Researchers at Yale Cancer Center have identified a new subtype of triple negative breast cancer that shows significantly improved response to chemotherapy. Patients with the newly defined “BRCA deficient” subtype experienced better survival with chemotherapy. The study was published on Dec. 13 in PLOS Medicine.

Triple negative breast cancer (TNBC) disproportionately affects younger women and women of African ancestry, contributing to health disparities. In the era of personalized cancer therapy, patients with TNBC remain at considerably higher risk of relapse and death than patients with other breast cancer subtypes, due to the aggressive nature of TNBC and the lack of newer targeted therapies for the disease.

The Yale-led study performed whole exome sequencing ¬— a technique for sequencing all the expressed genes in a genome ¬— on TNBC tumors to identify mutations in specific genes or pathways that may indicate response or resistance to the standard of care, which is anthracycline/taxane (ACT) chemotherapy. Researchers found that tumors carrying mutations in the AR and FOXA1 pathways had a significantly higher response rate, 94.1% compared to 16.6% in tumors without the mutations.

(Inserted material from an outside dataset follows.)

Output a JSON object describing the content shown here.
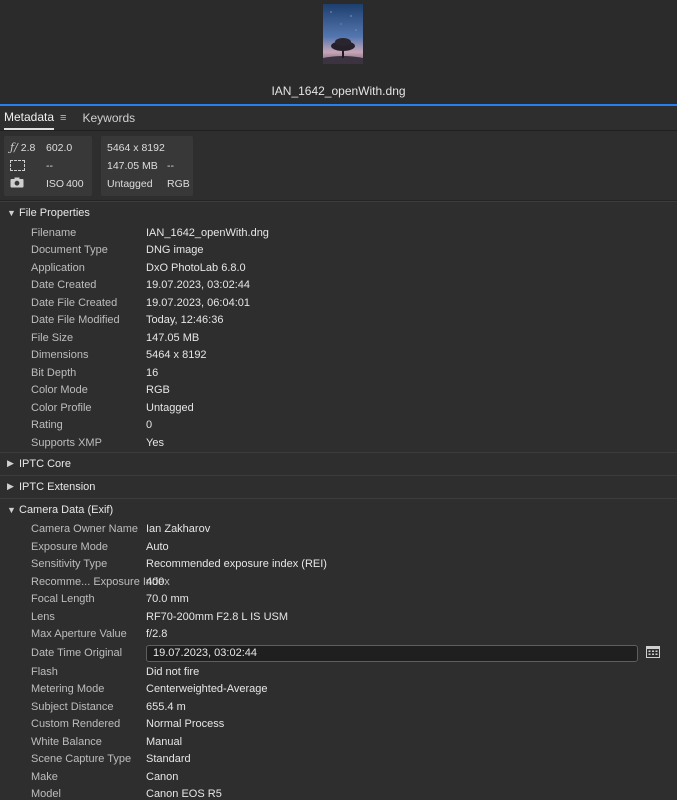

Analysis of genomic, epigenetic, and RNA sequencing data revealed that the combinations of mutations that lowered the levels of functioning BRCA1 and BRCA2 RNA — genes that produce the breast cancer tumor suppressor proteins — were associated with significantly better survival outcomes.

“Low levels of functional BRCA are associated with a greater number of clonal mutations and enhanced immune recruitment, which may explain the greater chemosensitivity of these tumors and better outcomes for patients,” explained Christos Hatzis, assistant professor of medicine and director of Breast Bioinformatics, Yale Cancer Center and senior author on the paper.

“The strong connection of ACT chemosensitivity and immune activity in the newly defined BRCA-deficient phenotype of TNBC could help inform future therapeutic strategies for our patients,” said Lajos Pusztai, M.D., professor of medicine (medical oncology), Yale Cancer Center, and disease aligned research team leader for the Breast Center at Smilow Cancer Hospital.

Additional Yale study authors include Tingting Jiang, Weiwei Shi, Vikram Wali, Charles Li, and Richard Lifton.

The study was funded with grant support from the Breast Cancer Research Foundation.